Replacing whitespace in all column names in spark Dataframe
As best practice, you should prefer expressions and immutability.
You should use val
and not var
as much as possible.
Thus, it's preferable to use the foldLeft
operator, in this case :
val newDf = df.columns
.foldLeft(df)((curr, n) => curr.withColumnRenamed(n, n.replaceAll("\\s", "_")))

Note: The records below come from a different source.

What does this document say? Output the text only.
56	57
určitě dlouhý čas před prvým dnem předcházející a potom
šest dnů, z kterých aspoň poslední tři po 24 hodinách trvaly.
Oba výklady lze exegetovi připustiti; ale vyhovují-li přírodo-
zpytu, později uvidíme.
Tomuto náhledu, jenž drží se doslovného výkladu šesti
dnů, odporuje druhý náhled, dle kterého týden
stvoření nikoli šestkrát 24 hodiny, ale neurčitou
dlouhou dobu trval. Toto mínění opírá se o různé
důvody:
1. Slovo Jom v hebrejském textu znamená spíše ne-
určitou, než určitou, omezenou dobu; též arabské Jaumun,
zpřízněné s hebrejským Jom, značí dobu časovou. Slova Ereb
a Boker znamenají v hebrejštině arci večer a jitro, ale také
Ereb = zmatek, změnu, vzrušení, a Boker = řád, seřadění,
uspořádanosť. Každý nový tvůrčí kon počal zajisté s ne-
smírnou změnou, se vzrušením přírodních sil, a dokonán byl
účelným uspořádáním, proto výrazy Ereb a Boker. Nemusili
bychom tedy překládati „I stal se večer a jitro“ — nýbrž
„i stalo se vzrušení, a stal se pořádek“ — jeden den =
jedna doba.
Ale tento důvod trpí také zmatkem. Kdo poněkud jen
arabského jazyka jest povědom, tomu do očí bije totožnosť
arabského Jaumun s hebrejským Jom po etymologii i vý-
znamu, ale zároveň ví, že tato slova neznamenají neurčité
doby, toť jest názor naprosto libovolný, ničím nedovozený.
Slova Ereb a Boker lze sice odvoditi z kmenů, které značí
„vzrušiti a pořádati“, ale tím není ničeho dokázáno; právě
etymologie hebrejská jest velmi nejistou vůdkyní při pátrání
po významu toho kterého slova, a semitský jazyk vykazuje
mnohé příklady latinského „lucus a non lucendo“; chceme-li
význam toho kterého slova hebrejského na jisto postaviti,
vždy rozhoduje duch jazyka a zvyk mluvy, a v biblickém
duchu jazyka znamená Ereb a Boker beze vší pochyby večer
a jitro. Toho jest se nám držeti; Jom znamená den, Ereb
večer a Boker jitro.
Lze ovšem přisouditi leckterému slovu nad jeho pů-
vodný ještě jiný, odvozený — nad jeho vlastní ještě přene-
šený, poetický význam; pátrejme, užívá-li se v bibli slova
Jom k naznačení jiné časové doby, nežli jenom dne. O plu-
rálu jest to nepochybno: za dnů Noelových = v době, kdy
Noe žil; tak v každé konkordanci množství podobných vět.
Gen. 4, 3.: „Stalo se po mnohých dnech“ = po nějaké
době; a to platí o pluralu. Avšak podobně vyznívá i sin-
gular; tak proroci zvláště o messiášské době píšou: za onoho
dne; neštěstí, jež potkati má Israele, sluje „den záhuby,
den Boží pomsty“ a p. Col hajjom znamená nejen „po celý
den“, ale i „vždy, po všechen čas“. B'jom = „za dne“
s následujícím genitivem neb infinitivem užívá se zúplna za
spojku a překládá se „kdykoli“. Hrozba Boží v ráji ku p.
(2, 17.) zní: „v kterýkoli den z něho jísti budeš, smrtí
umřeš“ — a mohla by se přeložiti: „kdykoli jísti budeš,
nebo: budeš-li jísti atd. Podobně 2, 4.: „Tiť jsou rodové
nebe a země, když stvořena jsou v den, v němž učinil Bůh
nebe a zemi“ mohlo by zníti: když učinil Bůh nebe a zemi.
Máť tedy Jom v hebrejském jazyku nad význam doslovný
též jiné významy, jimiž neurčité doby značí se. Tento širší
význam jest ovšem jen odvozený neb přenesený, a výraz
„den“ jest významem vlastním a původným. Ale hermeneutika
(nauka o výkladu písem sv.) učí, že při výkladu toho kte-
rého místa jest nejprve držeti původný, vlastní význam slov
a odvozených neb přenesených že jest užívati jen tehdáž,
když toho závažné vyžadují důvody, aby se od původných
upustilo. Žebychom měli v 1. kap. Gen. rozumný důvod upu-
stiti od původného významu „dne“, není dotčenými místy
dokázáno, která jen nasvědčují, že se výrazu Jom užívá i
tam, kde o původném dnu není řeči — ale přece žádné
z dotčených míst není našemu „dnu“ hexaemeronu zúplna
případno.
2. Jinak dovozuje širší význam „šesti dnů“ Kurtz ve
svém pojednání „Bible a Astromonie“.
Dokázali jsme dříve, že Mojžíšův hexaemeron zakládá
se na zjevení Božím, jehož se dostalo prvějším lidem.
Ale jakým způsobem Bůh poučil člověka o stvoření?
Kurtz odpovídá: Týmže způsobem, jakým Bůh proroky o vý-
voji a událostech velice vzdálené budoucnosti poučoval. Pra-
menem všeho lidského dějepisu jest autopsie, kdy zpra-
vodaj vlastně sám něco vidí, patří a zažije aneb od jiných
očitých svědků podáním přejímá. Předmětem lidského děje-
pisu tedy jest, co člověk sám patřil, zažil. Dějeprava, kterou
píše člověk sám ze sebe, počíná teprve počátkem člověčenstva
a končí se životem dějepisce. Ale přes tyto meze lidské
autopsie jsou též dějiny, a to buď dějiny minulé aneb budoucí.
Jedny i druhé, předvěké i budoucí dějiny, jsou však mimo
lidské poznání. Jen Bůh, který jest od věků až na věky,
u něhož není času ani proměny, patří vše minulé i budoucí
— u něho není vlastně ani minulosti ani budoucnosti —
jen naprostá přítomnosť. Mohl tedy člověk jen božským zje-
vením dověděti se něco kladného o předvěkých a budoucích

In Python, this can be done by the following code:
# Importing sql types
from pyspark.sql.types import StringType, StructType, StructField
from pyspark.sql.functions import col
# Building a simple dataframe:
schema = StructType([
StructField("id name", StringType(), True),
StructField("cities venezuela", StringType(), True)
])
column1 = ['A', 'A', 'B', 'B', 'C', 'B']
column2 = ['Maracaibo', 'Valencia', 'Caracas', 'Barcelona', 'Barquisimeto', 'Merida']
# Dataframe:
df = sqlContext.createDataFrame(list(zip(column1, column2)), schema=schema)
df.show()
exprs = [col(column).alias(column.replace(' ', '_')) for column in df.columns]
df.select(*exprs).show()
var newDf = df
for(col <- df.columns){
newDf = newDf.withColumnRenamed(col,col.replaceAll("\\s", "_"))
}
You can encapsulate it in some method so it won't be too much pollution.